Durante los próximos meses o a lo largo de 2025, el panorama laboral español experimentará un cambio relevante.

El Gobierno prepara una nueva ley de control horario que hará obligatorio el registro horario digital en todas las empresas, independientemente de su tamaño o sector. Aunque la medida aún no ha entrado en vigor, todo apunta a que su aprobación se producirá en breve, marcando una nueva etapa en la digitalización de la gestión del tiempo de trabajo.
El contexto actual: un registro aún insuficiente
Desde 2019, las empresas españolas tienen la obligación de registrar la jornada laboral de sus empleados. El objetivo de aquella normativa era garantizar el cumplimiento de los horarios pactados y evitar el abuso de horas extra no remuneradas. Sin embargo, la experiencia de estos años ha revelado limitaciones importantes: muchas organizaciones continúan utilizando sistemas manuales o poco fiables, basados en hojas de cálculo o firmas en papel, que resultan fácilmente manipulables y dificultan la trazabilidad real del tiempo trabajado.
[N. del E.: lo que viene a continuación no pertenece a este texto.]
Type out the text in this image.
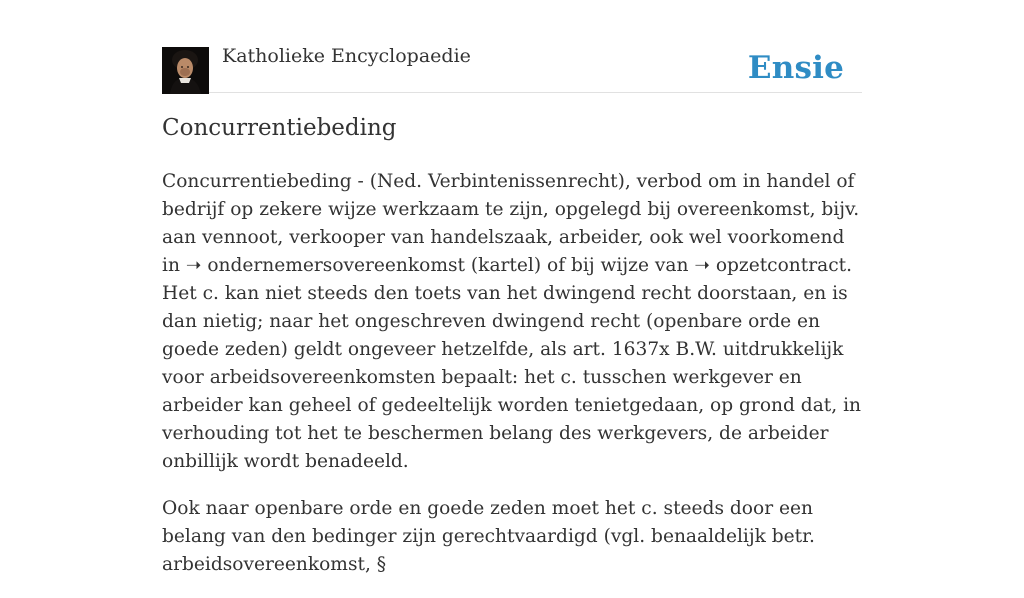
Katholieke Encyclopaedie	Ensie
Concurrentiebeding

Concurrentiebeding - (Ned. Verbintenissenrecht), verbod om in handel of bedrijf op zekere wijze werkzaam te zijn, opgelegd bij overeenkomst, bijv. aan vennoot, verkooper van handelszaak, arbeider, ook wel voorkomend in ➝ ondernemersovereenkomst (kartel) of bij wijze van ➝ opzetcontract. Het c. kan niet steeds den toets van het dwingend recht doorstaan, en is dan nietig; naar het ongeschreven dwingend recht (openbare orde en goede zeden) geldt ongeveer hetzelfde, als art. 1637x B.W. uitdrukkelijk voor arbeidsovereenkomsten bepaalt: het c. tusschen werkgever en arbeider kan geheel of gedeeltelijk worden tenietgedaan, op grond dat, in verhouding tot het te beschermen belang des werkgevers, de arbeider onbillijk wordt benadeeld.

Ook naar openbare orde en goede zeden moet het c. steeds door een belang van den bedinger zijn gerechtvaardigd (vgl. benaaldelijk betr. arbeidsovereenkomst, §
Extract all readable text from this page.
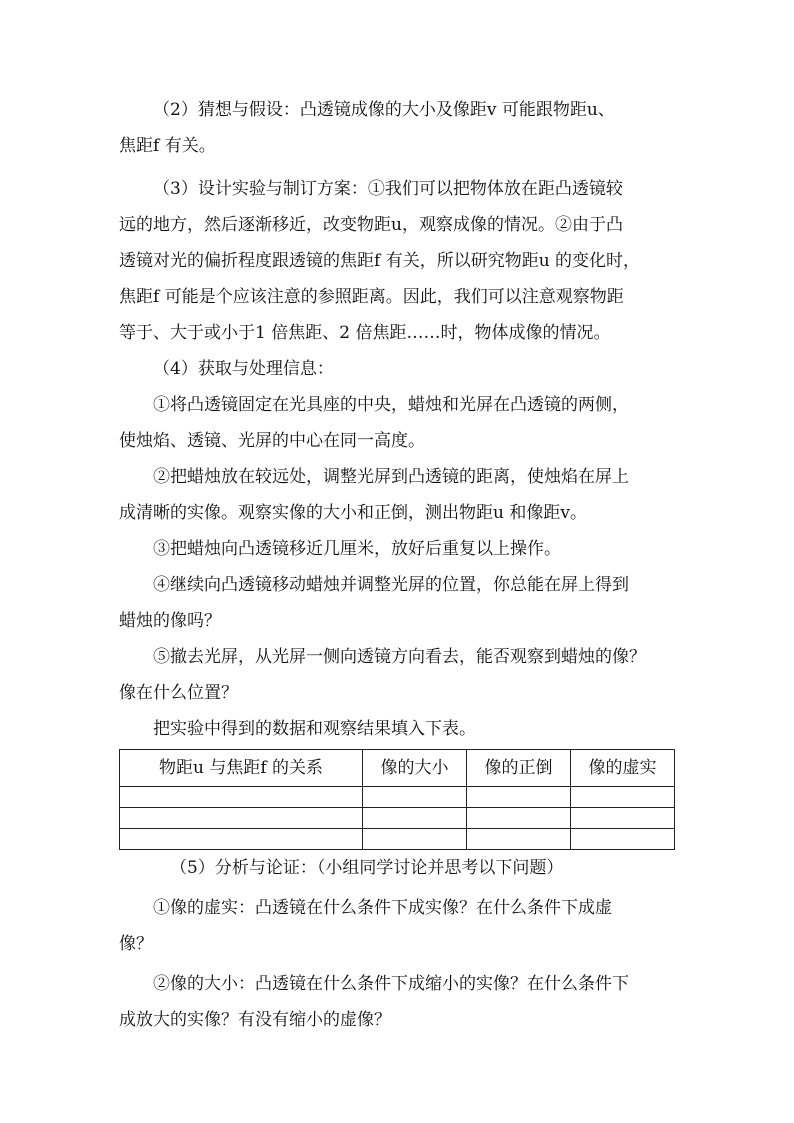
（2）猜想与假设：凸透镜成像的大小及像距v 可能跟物距u、

焦距f 有关。

（3）设计实验与制订方案：①我们可以把物体放在距凸透镜较

远的地方，然后逐渐移近，改变物距u，观察成像的情况。②由于凸

透镜对光的偏折程度跟透镜的焦距f 有关，所以研究物距u 的变化时，

焦距f 可能是个应该注意的参照距离。因此，我们可以注意观察物距

等于、大于或小于1 倍焦距、2 倍焦距……时，物体成像的情况。

（4）获取与处理信息：

①将凸透镜固定在光具座的中央，蜡烛和光屏在凸透镜的两侧，

使烛焰、透镜、光屏的中心在同一高度。

②把蜡烛放在较远处，调整光屏到凸透镜的距离，使烛焰在屏上

成清晰的实像。观察实像的大小和正倒，测出物距u 和像距v。

③把蜡烛向凸透镜移近几厘米，放好后重复以上操作。

④继续向凸透镜移动蜡烛并调整光屏的位置，你总能在屏上得到

蜡烛的像吗？

⑤撤去光屏，从光屏一侧向透镜方向看去，能否观察到蜡烛的像？

像在什么位置？

把实验中得到的数据和观察结果填入下表。

物距u 与焦距f 的关系	像的大小	像的正倒	像的虚实

（5）分析与论证：（小组同学讨论并思考以下问题）

①像的虚实：凸透镜在什么条件下成实像？在什么条件下成虚

像？

②像的大小：凸透镜在什么条件下成缩小的实像？在什么条件下

成放大的实像？有没有缩小的虚像？
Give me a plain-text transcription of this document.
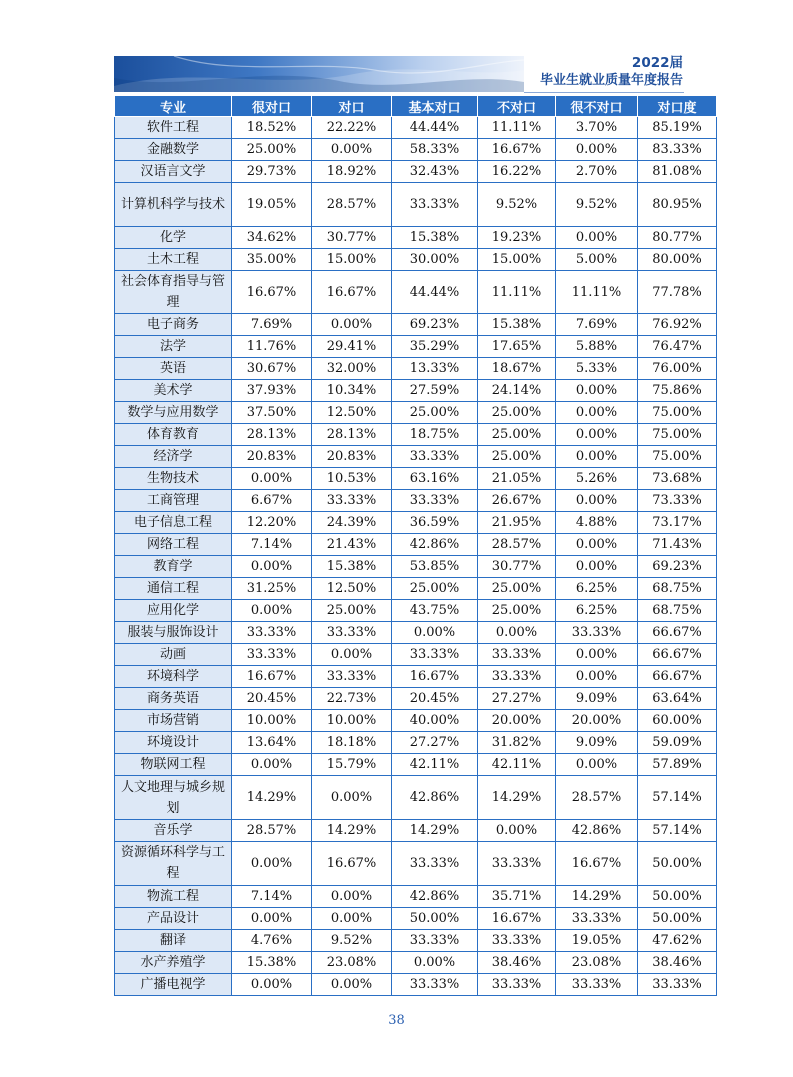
2022届
毕业生就业质量年度报告
专业	很对口	对口	基本对口	不对口	很不对口	对口度
软件工程	18.52%	22.22%	44.44%	11.11%	3.70%	85.19%
金融数学	25.00%	0.00%	58.33%	16.67%	0.00%	83.33%
汉语言文学	29.73%	18.92%	32.43%	16.22%	2.70%	81.08%
计算机科学与技术	19.05%	28.57%	33.33%	9.52%	9.52%	80.95%
化学	34.62%	30.77%	15.38%	19.23%	0.00%	80.77%
土木工程	35.00%	15.00%	30.00%	15.00%	5.00%	80.00%
社会体育指导与管理	16.67%	16.67%	44.44%	11.11%	11.11%	77.78%
电子商务	7.69%	0.00%	69.23%	15.38%	7.69%	76.92%
法学	11.76%	29.41%	35.29%	17.65%	5.88%	76.47%
英语	30.67%	32.00%	13.33%	18.67%	5.33%	76.00%
美术学	37.93%	10.34%	27.59%	24.14%	0.00%	75.86%
数学与应用数学	37.50%	12.50%	25.00%	25.00%	0.00%	75.00%
体育教育	28.13%	28.13%	18.75%	25.00%	0.00%	75.00%
经济学	20.83%	20.83%	33.33%	25.00%	0.00%	75.00%
生物技术	0.00%	10.53%	63.16%	21.05%	5.26%	73.68%
工商管理	6.67%	33.33%	33.33%	26.67%	0.00%	73.33%
电子信息工程	12.20%	24.39%	36.59%	21.95%	4.88%	73.17%
网络工程	7.14%	21.43%	42.86%	28.57%	0.00%	71.43%
教育学	0.00%	15.38%	53.85%	30.77%	0.00%	69.23%
通信工程	31.25%	12.50%	25.00%	25.00%	6.25%	68.75%
应用化学	0.00%	25.00%	43.75%	25.00%	6.25%	68.75%
服装与服饰设计	33.33%	33.33%	0.00%	0.00%	33.33%	66.67%
动画	33.33%	0.00%	33.33%	33.33%	0.00%	66.67%
环境科学	16.67%	33.33%	16.67%	33.33%	0.00%	66.67%
商务英语	20.45%	22.73%	20.45%	27.27%	9.09%	63.64%
市场营销	10.00%	10.00%	40.00%	20.00%	20.00%	60.00%
环境设计	13.64%	18.18%	27.27%	31.82%	9.09%	59.09%
物联网工程	0.00%	15.79%	42.11%	42.11%	0.00%	57.89%
人文地理与城乡规划	14.29%	0.00%	42.86%	14.29%	28.57%	57.14%
音乐学	28.57%	14.29%	14.29%	0.00%	42.86%	57.14%
资源循环科学与工程	0.00%	16.67%	33.33%	33.33%	16.67%	50.00%
物流工程	7.14%	0.00%	42.86%	35.71%	14.29%	50.00%
产品设计	0.00%	0.00%	50.00%	16.67%	33.33%	50.00%
翻译	4.76%	9.52%	33.33%	33.33%	19.05%	47.62%
水产养殖学	15.38%	23.08%	0.00%	38.46%	23.08%	38.46%
广播电视学	0.00%	0.00%	33.33%	33.33%	33.33%	33.33%
38
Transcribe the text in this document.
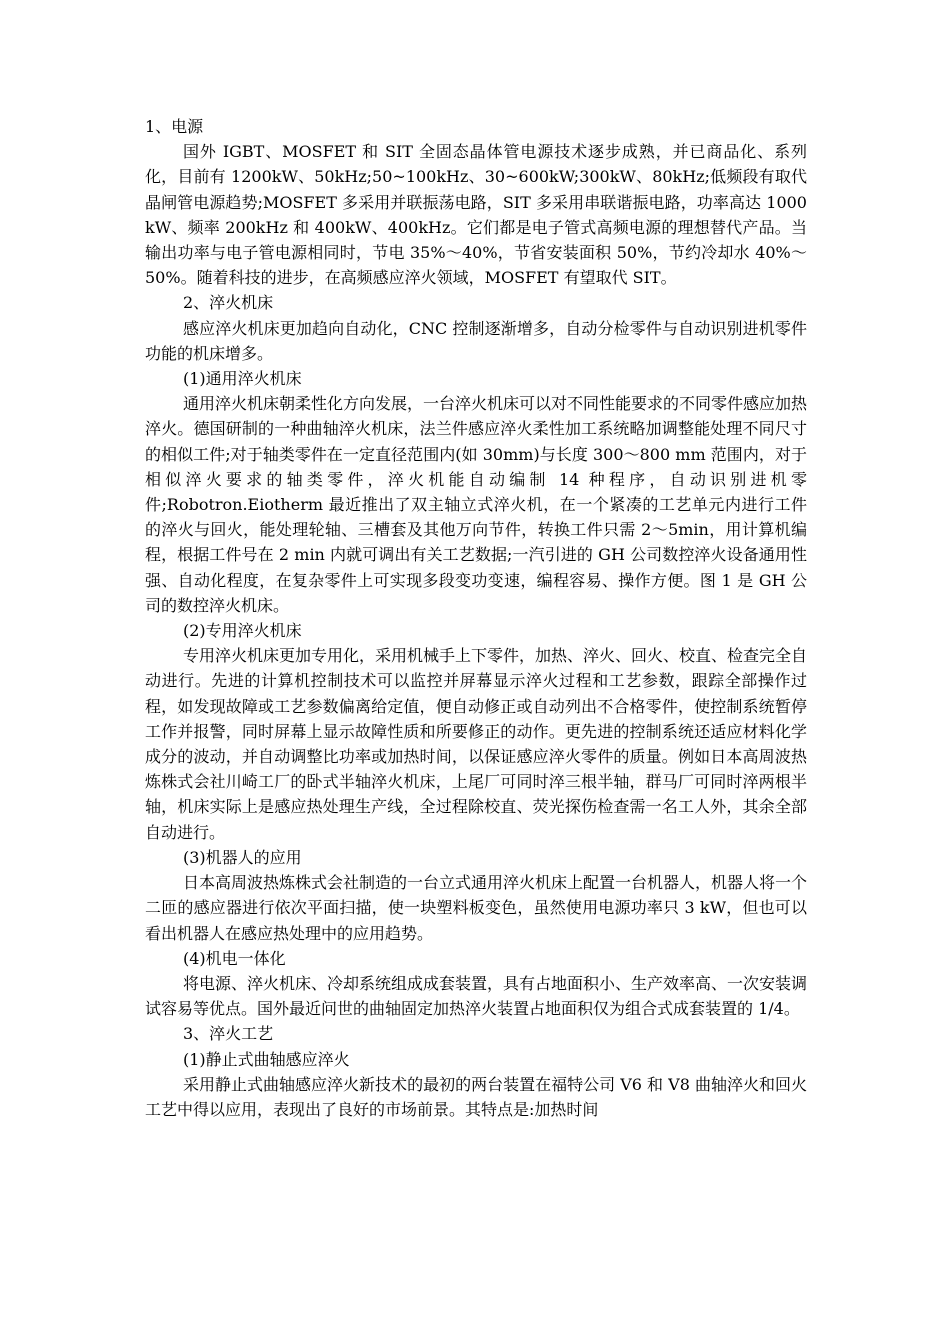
1、电源

国外 IGBT、MOSFET 和 SIT 全固态晶体管电源技术逐步成熟，并已商品化、系列化，目前有 1200kW、50kHz;50~100kHz、30~600kW;300kW、80kHz;低频段有取代晶闸管电源趋势;MOSFET 多采用并联振荡电路，SIT 多采用串联谐振电路，功率高达 1000 kW、频率 200kHz 和 400kW、400kHz。它们都是电子管式高频电源的理想替代产品。当输出功率与电子管电源相同时，节电 35%～40%，节省安装面积 50%，节约冷却水 40%～50%。随着科技的进步，在高频感应淬火领域，MOSFET 有望取代 SIT。

2、淬火机床

感应淬火机床更加趋向自动化，CNC 控制逐渐增多，自动分检零件与自动识别进机零件功能的机床增多。

(1)通用淬火机床

通用淬火机床朝柔性化方向发展，一台淬火机床可以对不同性能要求的不同零件感应加热淬火。德国研制的一种曲轴淬火机床，法兰件感应淬火柔性加工系统略加调整能处理不同尺寸的相似工件;对于轴类零件在一定直径范围内(如 30mm)与长度 300～800 mm 范围内，对于相似淬火要求的轴类零件，淬火机能自动编制 14 种程序，自动识别进机零件;Robotron.Eiotherm 最近推出了双主轴立式淬火机，在一个紧凑的工艺单元内进行工件的淬火与回火，能处理轮轴、三槽套及其他万向节件，转换工件只需 2～5min，用计算机编程，根据工件号在 2 min 内就可调出有关工艺数据;一汽引进的 GH 公司数控淬火设备通用性强、自动化程度，在复杂零件上可实现多段变功变速，编程容易、操作方便。图 1 是 GH 公司的数控淬火机床。

(2)专用淬火机床

专用淬火机床更加专用化，采用机械手上下零件，加热、淬火、回火、校直、检查完全自动进行。先进的计算机控制技术可以监控并屏幕显示淬火过程和工艺参数，跟踪全部操作过程，如发现故障或工艺参数偏离给定值，便自动修正或自动列出不合格零件，使控制系统暂停工作并报警，同时屏幕上显示故障性质和所要修正的动作。更先进的控制系统还适应材料化学成分的波动，并自动调整比功率或加热时间，以保证感应淬火零件的质量。例如日本高周波热炼株式会社川崎工厂的卧式半轴淬火机床，上尾厂可同时淬三根半轴，群马厂可同时淬两根半轴，机床实际上是感应热处理生产线，全过程除校直、荧光探伤检查需一名工人外，其余全部自动进行。

(3)机器人的应用

日本高周波热炼株式会社制造的一台立式通用淬火机床上配置一台机器人，机器人将一个二匝的感应器进行依次平面扫描，使一块塑料板变色，虽然使用电源功率只 3 kW，但也可以看出机器人在感应热处理中的应用趋势。

(4)机电一体化

将电源、淬火机床、冷却系统组成成套装置，具有占地面积小、生产效率高、一次安装调试容易等优点。国外最近问世的曲轴固定加热淬火装置占地面积仅为组合式成套装置的 1/4。

3、淬火工艺

(1)静止式曲轴感应淬火

采用静止式曲轴感应淬火新技术的最初的两台装置在福特公司 V6 和 V8 曲轴淬火和回火工艺中得以应用，表现出了良好的市场前景。其特点是:加热时间
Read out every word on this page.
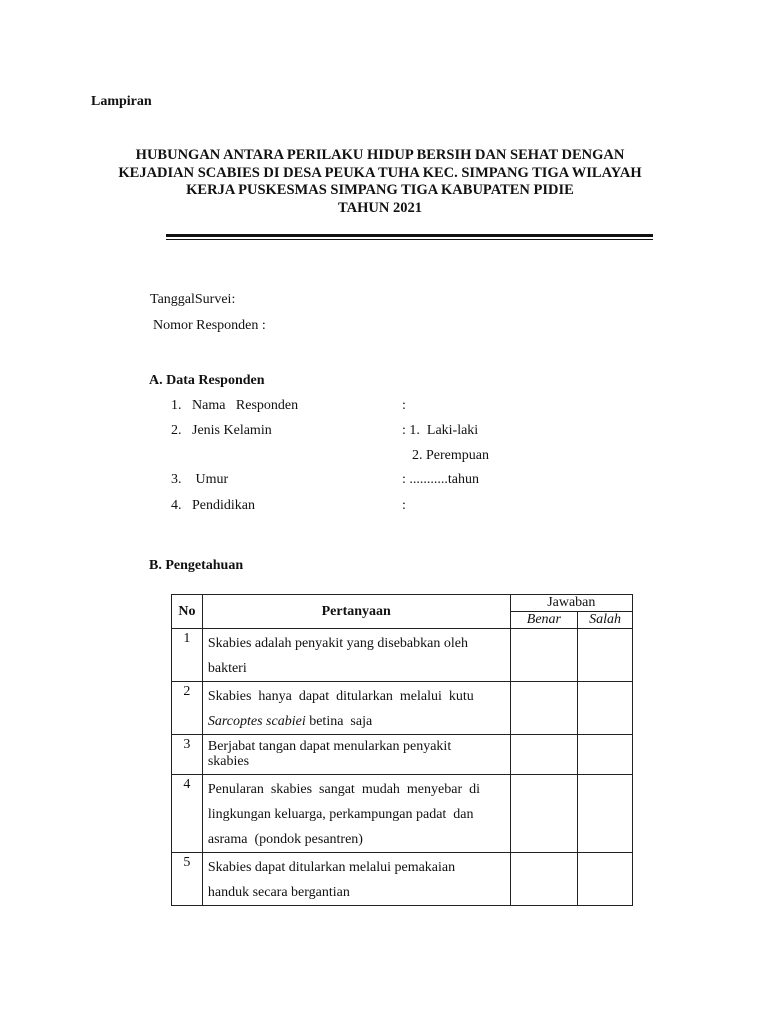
Lampiran
HUBUNGAN ANTARA PERILAKU HIDUP BERSIH DAN SEHAT DENGAN
KEJADIAN SCABIES DI DESA PEUKA TUHA KEC. SIMPANG TIGA WILAYAH
KERJA PUSKESMAS SIMPANG TIGA KABUPATEN PIDIE
TAHUN 2021
TanggalSurvei:
Nomor Responden :
A. Data Responden
1. Nama   Responden	:
2. Jenis Kelamin	: 1.  Laki-laki
2. Perempuan
3. Umur	: ...........tahun
4. Pendidikan	:
B. Pengetahuan
No	Pertanyaan	Jawaban	
		Benar	Salah
1	Skabies adalah penyakit yang disebabkan oleh
bakteri		

2	Skabies  hanya  dapat  ditularkan  melalui  kutu
Sarcoptes scabiei betina  saja		

3	Berjabat tangan dapat menularkan penyakit
skabies		

4	Penularan  skabies  sangat  mudah  menyebar  di
lingkungan keluarga, perkampungan padat  dan
asrama  (pondok pesantren)		

5	Skabies dapat ditularkan melalui pemakaian
handuk secara bergantian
Ante esta situación, el nuevo marco legal busca dar un paso decisivo hacia la digitalización. El fichaje digital obligatorio pretende establecer un estándar homogéneo y verificable, que asegure la transparencia entre empresa y trabajador. Con ello se refuerza el compromiso con un mercado laboral más justo y con una administración capaz de supervisar de forma precisa el cumplimiento de la jornada.
Qué implicará la futura normativa
El anteproyecto que prepara el Ministerio de Trabajo establece que el registro horario digital será obligatorio y deberá conservar la información de cada jornada durante un periodo determinado, accesible tanto para la Inspección de Trabajo como para el propio empleado. El sistema digital garantizará la inmutabilidad de los datos, impidiendo su alteración o eliminación posterior.
Además, el nuevo texto legal incluirá sanciones más severas para las compañías que no cumplan con la normativa o que mantengan métodos de registro poco fiables. En este sentido, los expertos en control laboral coinciden en que el cambio se orienta hacia una gestión más moderna, en línea con la digitalización general del entorno empresarial.
La ley pretende que el registro se integre en la rutina diaria de los empleados, ya sea mediante aplicaciones móviles, terminales biométricos o plataformas en la nube. Se busca simplificar el acto de fichar en el trabajo, eliminando la burocracia y garantizando la autenticidad de los registros.
Ventajas para las empresas que se adelanten
Aunque la obligación aún no se ha aprobado formalmente, muchas compañías han comenzado a prepararse. Adelantarse a la implantación del fichaje digital obligatorio puede convertirse en una ventaja competitiva. No solo permite evitar sanciones, sino que mejora la organización interna, el control de los equipos y la planificación de los recursos humanos.
La adopción temprana de herramientas digitales de control laboral aporta beneficios concretos: reduce errores en el cálculo de horas, facilita auditorías internas, ofrece informes automáticos y refuerza la transparencia en la relación empresa-empleado. Además, permite un seguimiento más preciso del teletrabajo y de las jornadas flexibles, cada vez más habituales en el entorno profesional actual.
Checkplus Presence: la solución digital que simplifica el cumplimiento
En este escenario, soluciones como Checkplus Presence se presentan como aliados estratégicos para las organizaciones que desean adaptarse con agilidad a la nueva normativa. Su plataforma permite registrar y gestionar la jornada laboral de forma totalmente digital, ofreciendo una experiencia sencilla, segura y adaptable a distintos entornos de trabajo.
Con Checkplus Presence, los empleados pueden fichar en el trabajo desde el móvil, tablet o navegador, mientras que los responsables de recursos humanos acceden a paneles de control en tiempo real con informes detallados. La herramienta cumple con los estándares de protección de datos y garantiza la trazabilidad de cada registro, alineándose con los requisitos que la futura ley establecerá.
El cambio hacia un registro horario digital obligatorio no solo responde a una exigencia legal, sino a una transformación cultural en la gestión del tiempo y la productividad. Las empresas que abracen este proceso desde ahora estarán mejor preparadas para un entorno donde la eficiencia, la transparencia y la fiabilidad del dato se convertirán en pilares esenciales del trabajo moderno.